第10章 天意民心(第四章,求票)


他骂两句我亦或者陛下,我也觉得是件好事。

    本辅当初上諫皇帝时,说的话可比这过分多了,让士子们说话,天塌不下来。」

    李显穆的这番话,算是给民间所有抱有观望的人,鬆开了锁链,天塌了有元辅在上面顶著。

    其他学术派系先不说,心学各派系,无论在不在心学党內,基本上都准备卯足了劲,务必要语不惊人死不休。

    「孟圣曾言,民贵君轻。」

    先前的问题中,只说天就是民,但是这些士子,直接就把民贵君轻抬了出来,而后便开始围绕这一点来说。

    其种种文章,皆是围绕爱民、民生等之事来讲,以及对君主的要求,如何才能做一个明君。

    其言辞之激烈,让人只觉得胆战心惊。

    但这並非李显穆本意,这种东西,依旧局限在旧的框架之中,还没有彻底跳出三界外,不在五行中。

    是以,李显穆核心正统派,以及一些派系,也在发一些学术文章。

    「到底什么是天呢?古来多少圣贤豪杰为之所写,但究其根本,自古以来,都认为天,是超脱一切的,是至高无上的,所以一切和天所相关之事,都变得至高无上起来。」

    「若天就民,那民便是至高无上的,民意便是天意的话,恰好可以印证,为何说得民心者得天下,因为得天下,本就是奉天之命,那便是奉民之命,其两相印证,正在其理也!」

    这个类型的文章出现后,很快就再次引起了热议。

    得民心者得天下,这是一直以来流传在世上的一句话,也被歷代歷朝奉为圭臬,但又有人说,民心如水,易散难聚,这民心到底重要与否,被反覆论证,也没人能说的所以然。

    甚至民心到底是什么,更让人摸不著头脑,以至於到后期,其本身只作为胜利者宣布胜利时的夸耀。

    「如今我朝得了天下,不正是因为我朝得了人心吗?」

    如今有人讲出了一个理论,民心就是民意,民意就是天意,民心这东西,果然和天意一样,是一种虚无縹緲的东西吗?

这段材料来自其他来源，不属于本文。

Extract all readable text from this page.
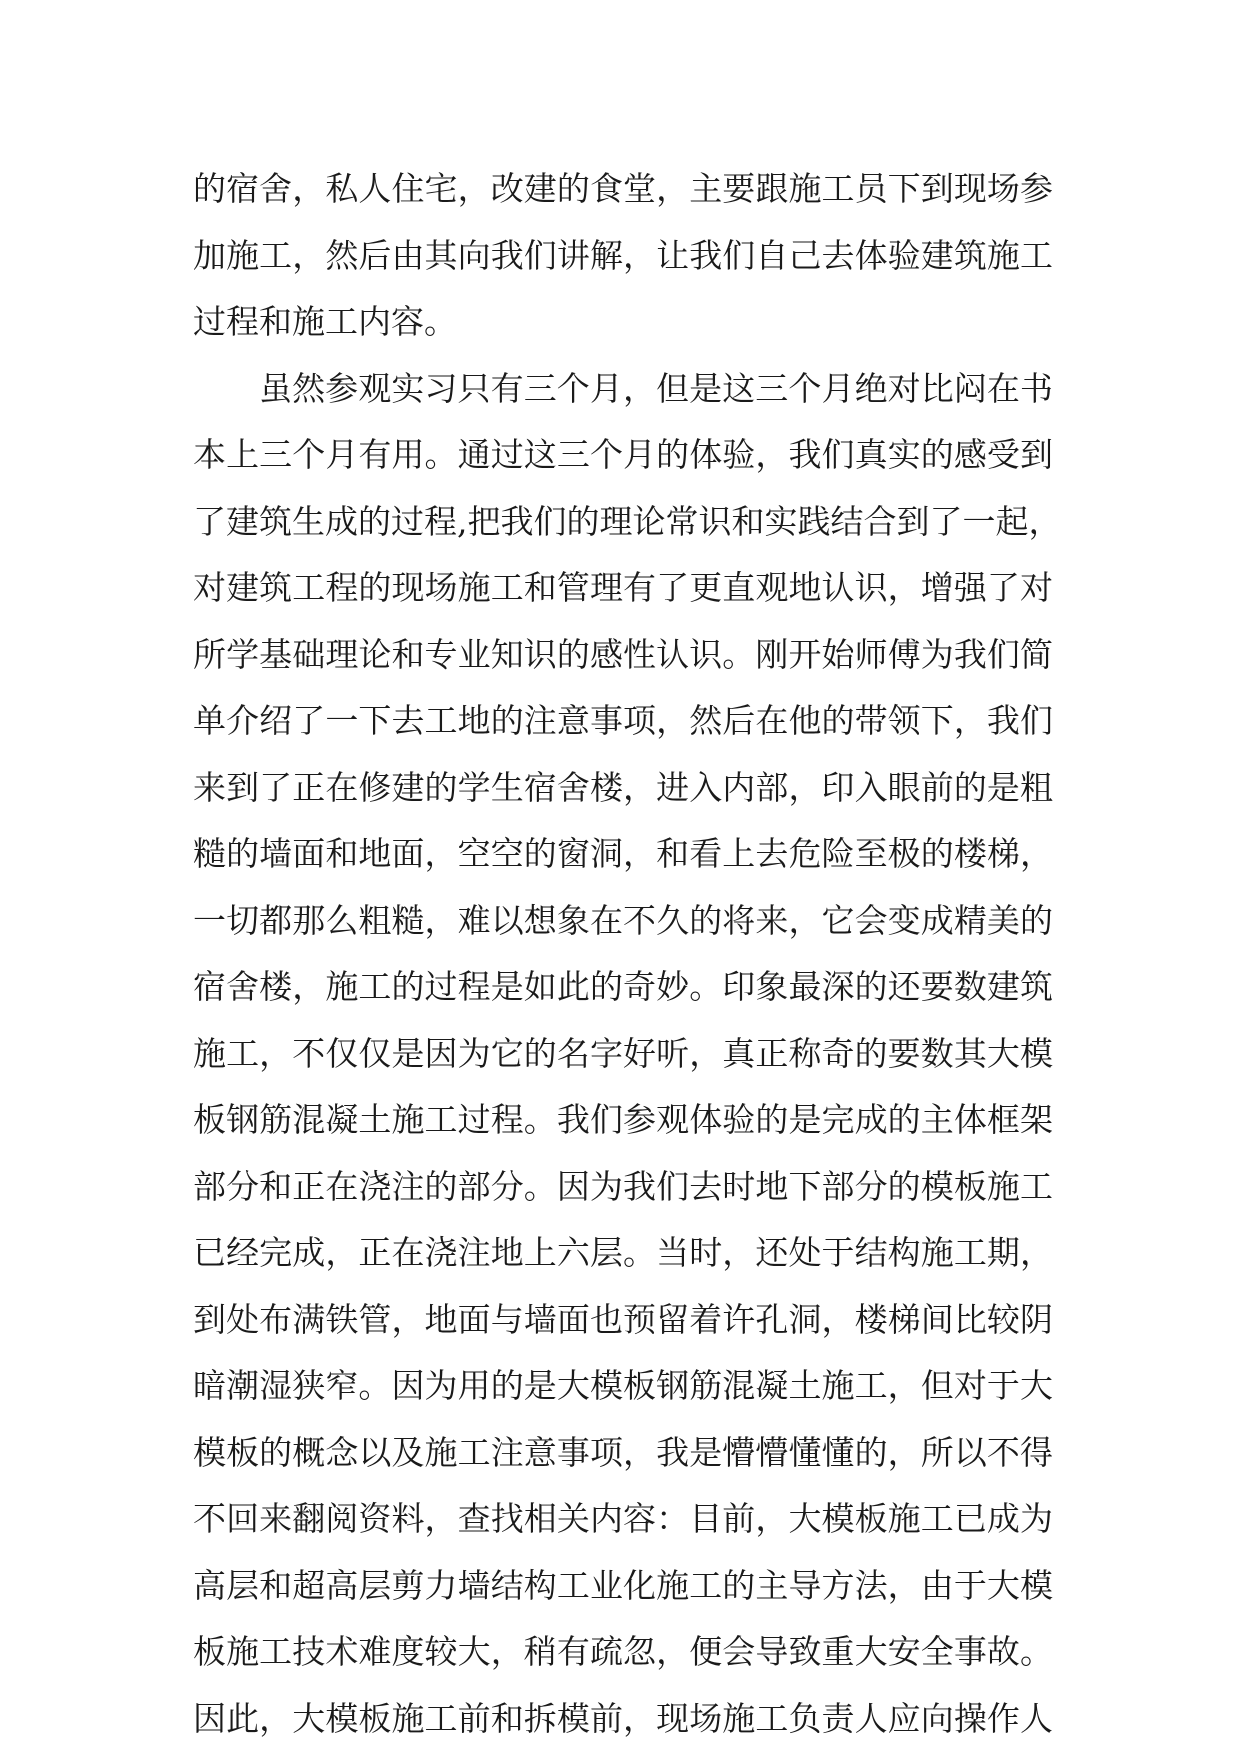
的宿舍，私人住宅，改建的食堂，主要跟施工员下到现场参
加施工，然后由其向我们讲解，让我们自己去体验建筑施工
过程和施工内容。
虽然参观实习只有三个月，但是这三个月绝对比闷在书
本上三个月有用。通过这三个月的体验，我们真实的感受到
了建筑生成的过程,把我们的理论常识和实践结合到了一起，
对建筑工程的现场施工和管理有了更直观地认识，增强了对
所学基础理论和专业知识的感性认识。刚开始师傅为我们简
单介绍了一下去工地的注意事项，然后在他的带领下，我们
来到了正在修建的学生宿舍楼，进入内部，印入眼前的是粗
糙的墙面和地面，空空的窗洞，和看上去危险至极的楼梯，
一切都那么粗糙，难以想象在不久的将来，它会变成精美的
宿舍楼，施工的过程是如此的奇妙。印象最深的还要数建筑
施工，不仅仅是因为它的名字好听，真正称奇的要数其大模
板钢筋混凝土施工过程。我们参观体验的是完成的主体框架
部分和正在浇注的部分。因为我们去时地下部分的模板施工
已经完成，正在浇注地上六层。当时，还处于结构施工期，
到处布满铁管，地面与墙面也预留着许孔洞，楼梯间比较阴
暗潮湿狭窄。因为用的是大模板钢筋混凝土施工，但对于大
模板的概念以及施工注意事项，我是懵懵懂懂的，所以不得
不回来翻阅资料，查找相关内容：目前，大模板施工已成为
高层和超高层剪力墙结构工业化施工的主导方法，由于大模
板施工技术难度较大，稍有疏忽，便会导致重大安全事故。
因此，大模板施工前和拆模前，现场施工负责人应向操作人
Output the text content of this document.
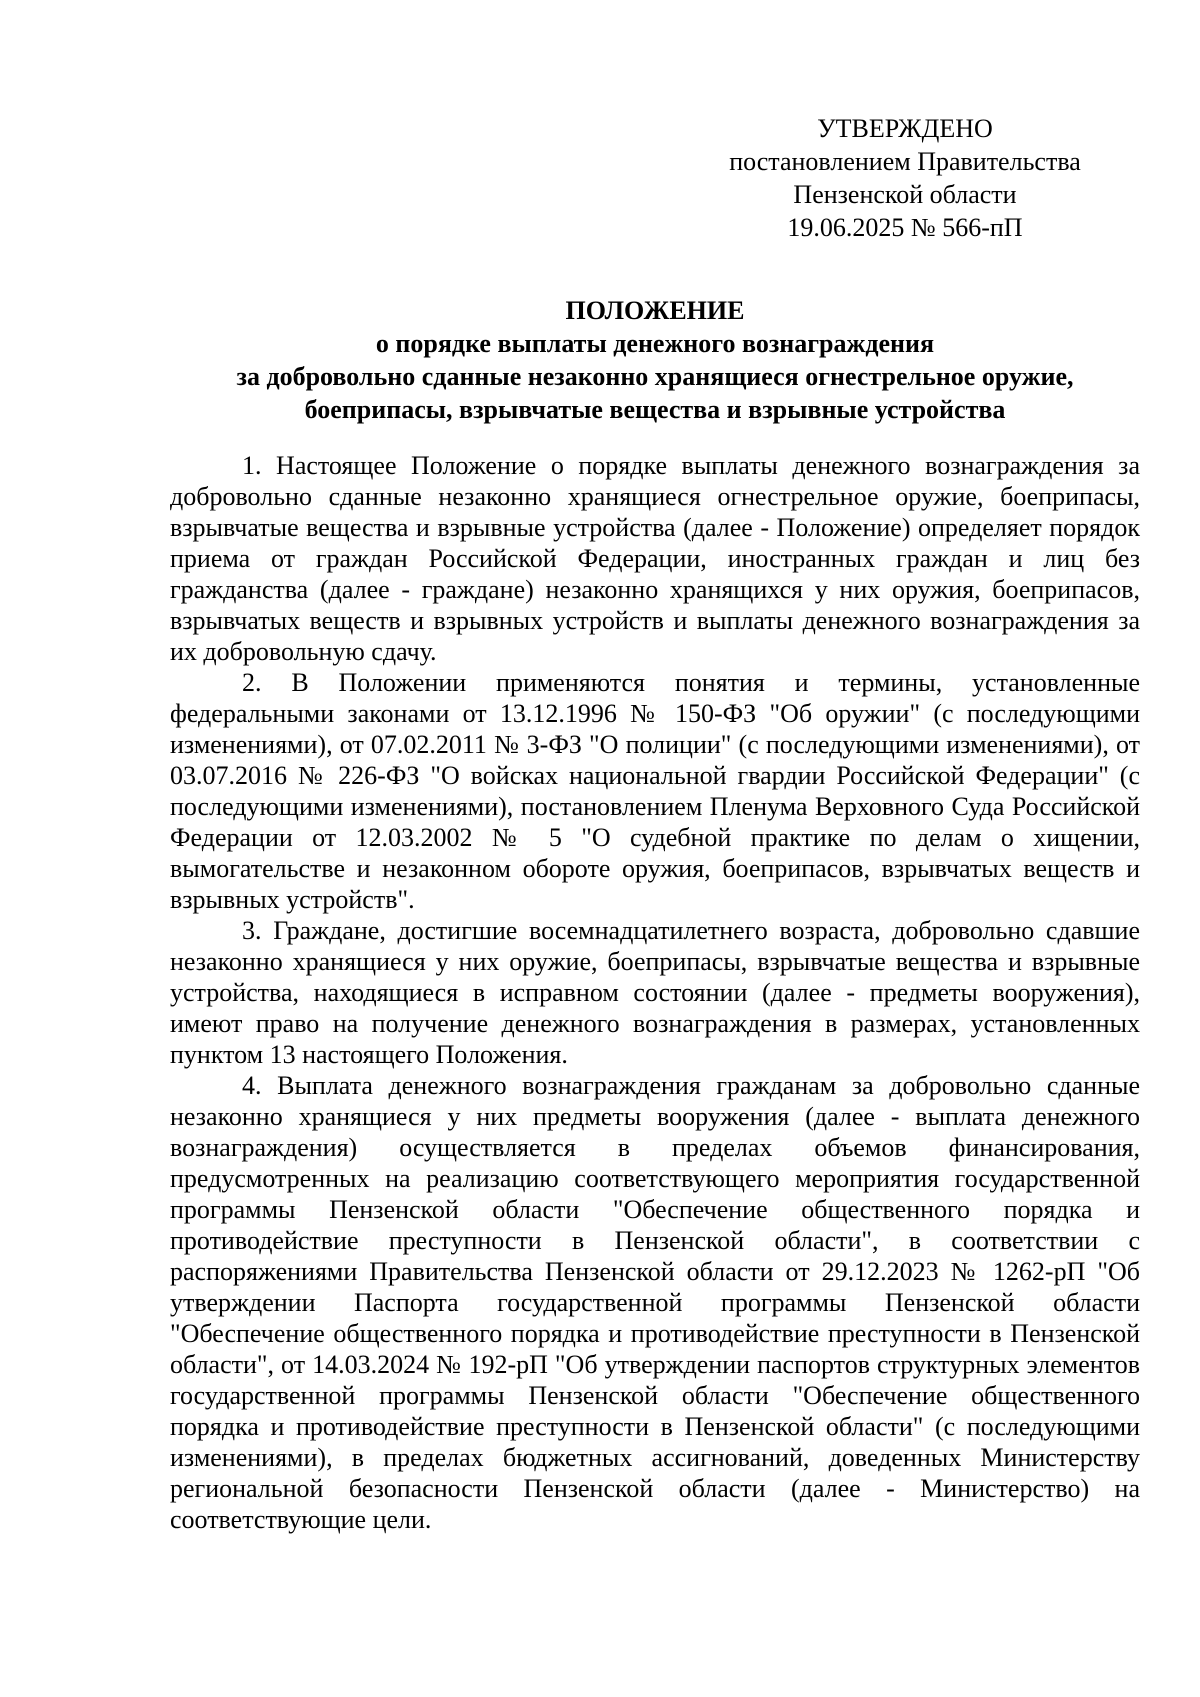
УТВЕРЖДЕНО
постановлением Правительства
Пензенской области
19.06.2025 № 566-пП
ПОЛОЖЕНИЕ
о порядке выплаты денежного вознаграждения
за добровольно сданные незаконно хранящиеся огнестрельное оружие,
боеприпасы, взрывчатые вещества и взрывные устройства

1. Настоящее Положение о порядке выплаты денежного вознаграждения за добровольно сданные незаконно хранящиеся огнестрельное оружие, боеприпасы, взрывчатые вещества и взрывные устройства (далее - Положение) определяет порядок приема от граждан Российской Федерации, иностранных граждан и лиц без гражданства (далее - граждане) незаконно хранящихся у них оружия, боеприпасов, взрывчатых веществ и взрывных устройств и выплаты денежного вознаграждения за их добровольную сдачу.

2. В Положении применяются понятия и термины, установленные федеральными законами от 13.12.1996 № 150-ФЗ "Об оружии" (с последующими изменениями), от 07.02.2011 № 3-ФЗ "О полиции" (с последующими изменениями), от 03.07.2016 № 226-ФЗ "О войсках национальной гвардии Российской Федерации" (с последующими изменениями), постановлением Пленума Верховного Суда Российской Федерации от 12.03.2002 № 5 "О судебной практике по делам о хищении, вымогательстве и незаконном обороте оружия, боеприпасов, взрывчатых веществ и взрывных устройств".

3. Граждане, достигшие восемнадцатилетнего возраста, добровольно сдавшие незаконно хранящиеся у них оружие, боеприпасы, взрывчатые вещества и взрывные устройства, находящиеся в исправном состоянии (далее - предметы вооружения), имеют право на получение денежного вознаграждения в размерах, установленных пунктом 13 настоящего Положения.

4. Выплата денежного вознаграждения гражданам за добровольно сданные незаконно хранящиеся у них предметы вооружения (далее - выплата денежного вознаграждения) осуществляется в пределах объемов финансирования, предусмотренных на реализацию соответствующего мероприятия государственной программы Пензенской области "Обеспечение общественного порядка и противодействие преступности в Пензенской области", в соответствии с распоряжениями Правительства Пензенской области от 29.12.2023 № 1262-рП "Об утверждении Паспорта государственной программы Пензенской области "Обеспечение общественного порядка и противодействие преступности в Пензенской области", от 14.03.2024 № 192-рП "Об утверждении паспортов структурных элементов государственной программы Пензенской области "Обеспечение общественного порядка и противодействие преступности в Пензенской области" (с последующими изменениями), в пределах бюджетных ассигнований, доведенных Министерству региональной безопасности Пензенской области (далее - Министерство) на соответствующие цели.
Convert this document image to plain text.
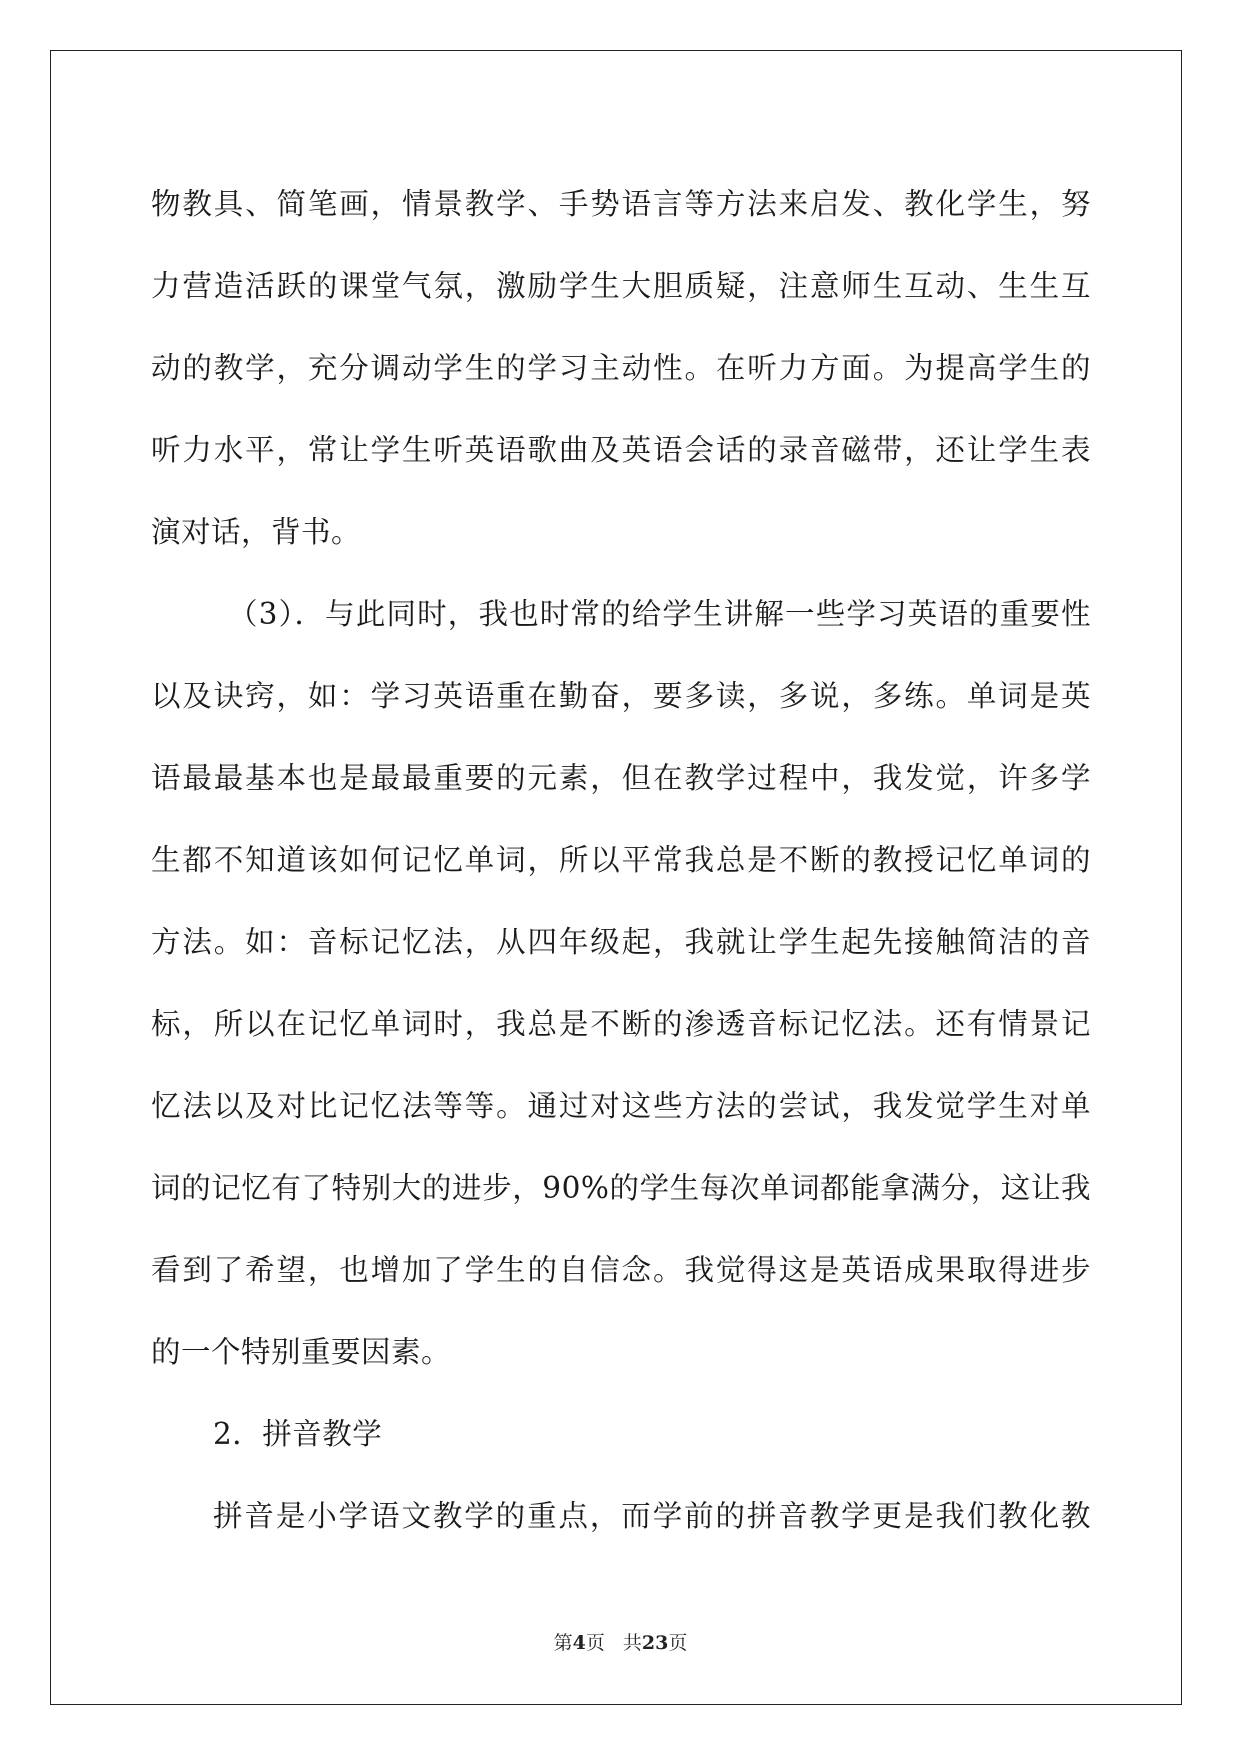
物教具、简笔画，情景教学、手势语言等方法来启发、教化学生，努
力营造活跃的课堂气氛，激励学生大胆质疑，注意师生互动、生生互
动的教学，充分调动学生的学习主动性。在听力方面。为提高学生的
听力水平，常让学生听英语歌曲及英语会话的录音磁带，还让学生表
演对话，背书。
（3）．与此同时，我也时常的给学生讲解一些学习英语的重要性
以及诀窍，如：学习英语重在勤奋，要多读，多说，多练。单词是英
语最最基本也是最最重要的元素，但在教学过程中，我发觉，许多学
生都不知道该如何记忆单词，所以平常我总是不断的教授记忆单词的
方法。如：音标记忆法，从四年级起，我就让学生起先接触简洁的音
标，所以在记忆单词时，我总是不断的渗透音标记忆法。还有情景记
忆法以及对比记忆法等等。通过对这些方法的尝试，我发觉学生对单
词的记忆有了特别大的进步，90%的学生每次单词都能拿满分，这让我
看到了希望，也增加了学生的自信念。我觉得这是英语成果取得进步
的一个特别重要因素。
2．拼音教学
拼音是小学语文教学的重点，而学前的拼音教学更是我们教化教
第4页 共23页
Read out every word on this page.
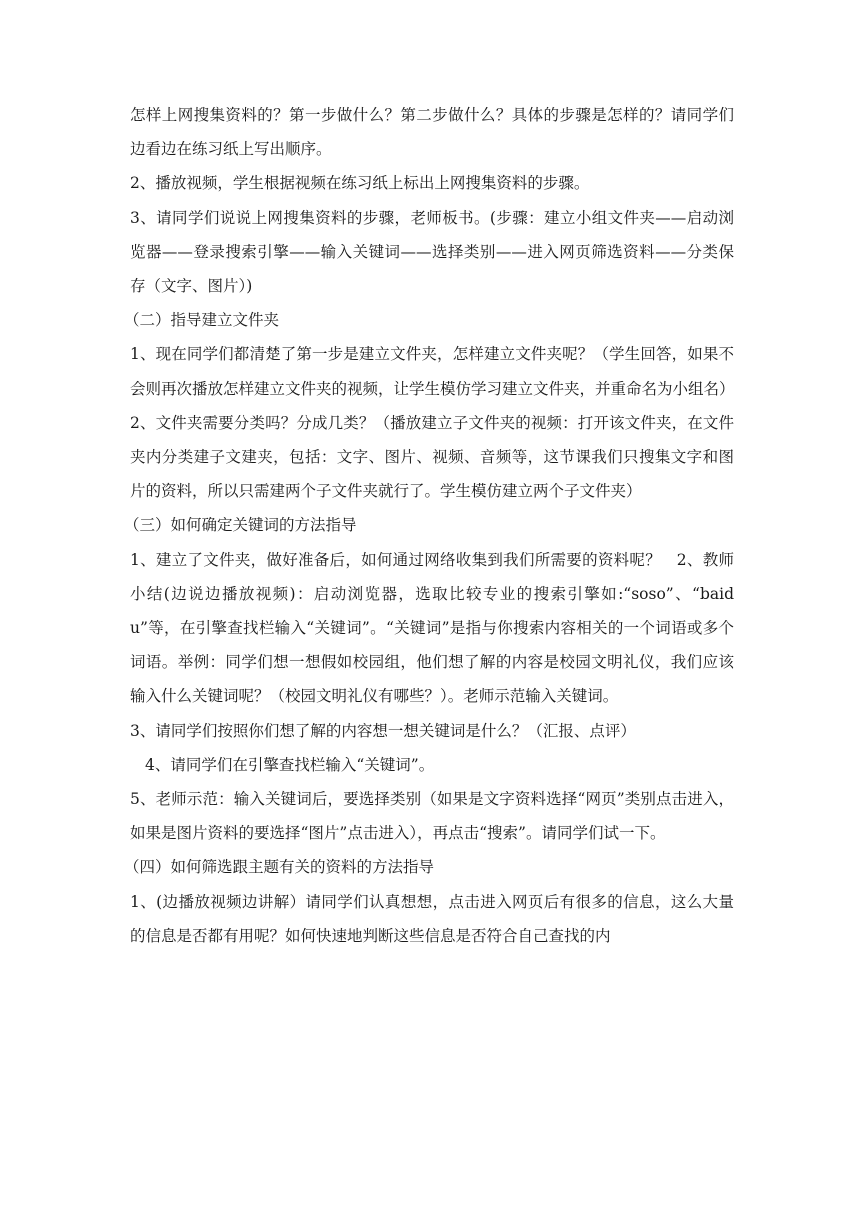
怎样上网搜集资料的？第一步做什么？第二步做什么？具体的步骤是怎样的？请同学们边看边在练习纸上写出顺序。

2、播放视频，学生根据视频在练习纸上标出上网搜集资料的步骤。

3、请同学们说说上网搜集资料的步骤，老师板书。(步骤：建立小组文件夹——启动浏览器——登录搜索引擎——输入关键词——选择类别——进入网页筛选资料——分类保存（文字、图片）)

（二）指导建立文件夹

1、现在同学们都清楚了第一步是建立文件夹，怎样建立文件夹呢？（学生回答，如果不会则再次播放怎样建立文件夹的视频，让学生模仿学习建立文件夹，并重命名为小组名）

2、文件夹需要分类吗？分成几类？（播放建立子文件夹的视频：打开该文件夹，在文件夹内分类建子文建夹，包括：文字、图片、视频、音频等，这节课我们只搜集文字和图片的资料，所以只需建两个子文件夹就行了。学生模仿建立两个子文件夹）

（三）如何确定关键词的方法指导

1、建立了文件夹，做好准备后，如何通过网络收集到我们所需要的资料呢？　2、教师小结(边说边播放视频)：启动浏览器，选取比较专业的搜索引擎如:“soso”、“baidu”等，在引擎查找栏输入“关键词”。“关键词”是指与你搜索内容相关的一个词语或多个词语。举例：同学们想一想假如校园组，他们想了解的内容是校园文明礼仪，我们应该输入什么关键词呢？（校园文明礼仪有哪些？）。老师示范输入关键词。

3、请同学们按照你们想了解的内容想一想关键词是什么？（汇报、点评）

4、请同学们在引擎查找栏输入“关键词”。

5、老师示范：输入关键词后，要选择类别（如果是文字资料选择“网页”类别点击进入，如果是图片资料的要选择“图片”点击进入），再点击“搜索”。请同学们试一下。

（四）如何筛选跟主题有关的资料的方法指导

1、(边播放视频边讲解）请同学们认真想想，点击进入网页后有很多的信息，这么大量的信息是否都有用呢？如何快速地判断这些信息是否符合自己查找的内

    自古以来天子都说自己是奉天命而建立王朝,但是从南北朝之后,这一套就没人信了,一直到五代十国,那一句—天子,兵强马壮者为之,彻底撕破了这一套。

    太祖皇帝朱元璋,一开始说天命真人入主沙漠,还打算沿用这一套,来讲述大明的天命所归,来讲述天命流转。

    但是直接被李忠文公打了个稀碎,一部《宋末以来中国百年记史》,直接把元朝天命论打碎,天命从来没有到过沙漠,大明也不是从元朝手中接过天命。

    而是驱除胡虏,恢復中华,於是得以立国建邦,是第一等的以功德建国,如同大禹治水,挽救九州一样。

    很快就有李显穆再次安排的人发声,驳斥了这种民心虚无縹緲的论调。

    天意的確是虚无縹緲,看不到、摸不著。

    但民心怎么可能和天意一样呢?

    那百姓活不下去,揭竿而起,难道是虚无縹緲的吗?

    那汹涌如潮水的义军,曾经无数次毁灭一个个王朝,难道是突然疯狂,而没有缘由吗?

    「民心和天意,虽然都是概念,但绝不相同,对於一个王朝来说,可以不重视所谓天意,但绝不能不重视民心。」

    「正是如此,民心至重,自古以来,每逢王朝末年,贪污腐败横行,勛贵不法害人,乃至於朝廷賑灾不力,一桩桩一件件,和天意有什么关係呢?

    不正是民心在流失吗?

    民心一旦流失殆尽,王朝便走到了尽头,这就是所谓,气数已尽!」

    对天意的贬斥,对民心的抬高,很快就占据了上风和绝对主流。

    毕竟数千年的歷史中,民心反覆而造成的结果,比比皆是,而抽象的天意,来决定歷史走向的事件,却绝无仅有。

    討论进行到这里,对天意的贬斥,便开始逐渐蔓延开来,对民心的重视,也逐渐蔓延开来。

    一切都渐渐,貌似向著李显穆所想要的方向而去。